There's something about mechanics.
Something very cool.
A couple of years ago when in Ireland for the Down Syndrome Association I lost the rubber off of my wheelchair. We pulled into a garage near the hotel and the mechanic and rough guy with black tattooed around his fingernails quickly and easily put the rubber back on the wheels. He waved away payment and sent us on our way. His manner was brusque but his action kind. I put that memory away in my head.
My power wheelchair, Henry, has a design problem. The big tires, the one's that need air, has the 'air filly thingy' in such a position that it's impossible to get at. To fill the tires we have to go over to Canadian Tire on Yonge street. Go downstairs in the store, outside into the parking lot and then drive down a deeply sloped road and turn into the garage. I've now been twice.
Both times we've had a mechanic who, almost without speaking, grabs the air and then fills the low tire. Both times the mechanic insists on balancing the two tires and then sends us on the way, without payment, without even wanting thanks. Again, gruff guys, kind spirits.
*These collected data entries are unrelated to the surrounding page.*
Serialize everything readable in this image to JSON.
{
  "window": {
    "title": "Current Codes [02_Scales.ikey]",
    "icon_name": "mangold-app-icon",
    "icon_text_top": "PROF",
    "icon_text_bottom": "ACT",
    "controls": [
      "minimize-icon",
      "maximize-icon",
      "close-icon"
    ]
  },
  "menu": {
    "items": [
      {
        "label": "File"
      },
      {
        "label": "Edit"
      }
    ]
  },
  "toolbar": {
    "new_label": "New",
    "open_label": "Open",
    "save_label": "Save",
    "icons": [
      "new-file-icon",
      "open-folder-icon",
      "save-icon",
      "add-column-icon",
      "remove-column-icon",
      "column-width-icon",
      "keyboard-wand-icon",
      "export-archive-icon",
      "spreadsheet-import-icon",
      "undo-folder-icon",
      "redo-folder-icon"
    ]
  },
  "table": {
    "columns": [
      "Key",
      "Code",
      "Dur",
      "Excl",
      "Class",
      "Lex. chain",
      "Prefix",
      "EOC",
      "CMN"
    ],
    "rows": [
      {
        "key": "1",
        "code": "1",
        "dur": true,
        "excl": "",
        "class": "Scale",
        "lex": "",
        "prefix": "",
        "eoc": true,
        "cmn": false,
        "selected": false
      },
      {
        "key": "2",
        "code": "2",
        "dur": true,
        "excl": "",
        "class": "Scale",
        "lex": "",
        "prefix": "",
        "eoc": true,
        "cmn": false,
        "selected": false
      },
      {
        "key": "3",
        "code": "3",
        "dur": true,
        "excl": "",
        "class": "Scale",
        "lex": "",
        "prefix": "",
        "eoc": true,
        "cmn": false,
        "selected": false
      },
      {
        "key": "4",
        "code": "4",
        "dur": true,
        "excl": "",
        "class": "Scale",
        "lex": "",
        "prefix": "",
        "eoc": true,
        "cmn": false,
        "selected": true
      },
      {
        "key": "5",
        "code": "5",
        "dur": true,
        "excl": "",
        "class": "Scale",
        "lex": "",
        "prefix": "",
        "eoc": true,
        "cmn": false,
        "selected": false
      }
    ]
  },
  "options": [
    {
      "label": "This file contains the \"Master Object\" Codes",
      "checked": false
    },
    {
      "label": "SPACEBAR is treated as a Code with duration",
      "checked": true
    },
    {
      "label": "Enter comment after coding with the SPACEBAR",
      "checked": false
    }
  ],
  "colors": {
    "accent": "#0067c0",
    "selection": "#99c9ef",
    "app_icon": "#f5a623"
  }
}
I think that what makes them cool, or at least cool in my eyes, is that they are helping me and not taking payment - not out of pity, but out of a sense of 'it's the right thing to do'. There is a huge difference between those two things.
It's taken me a long time to figure out why I was never bothered by their refusal of payment and their dismissive way with my thanks. When I realized that the source of their actions was 'values' rather than 'pity' ... I understood something very new and for me, very deep.
So if you see me in the chair realize that I'm riding on Canadian Tires.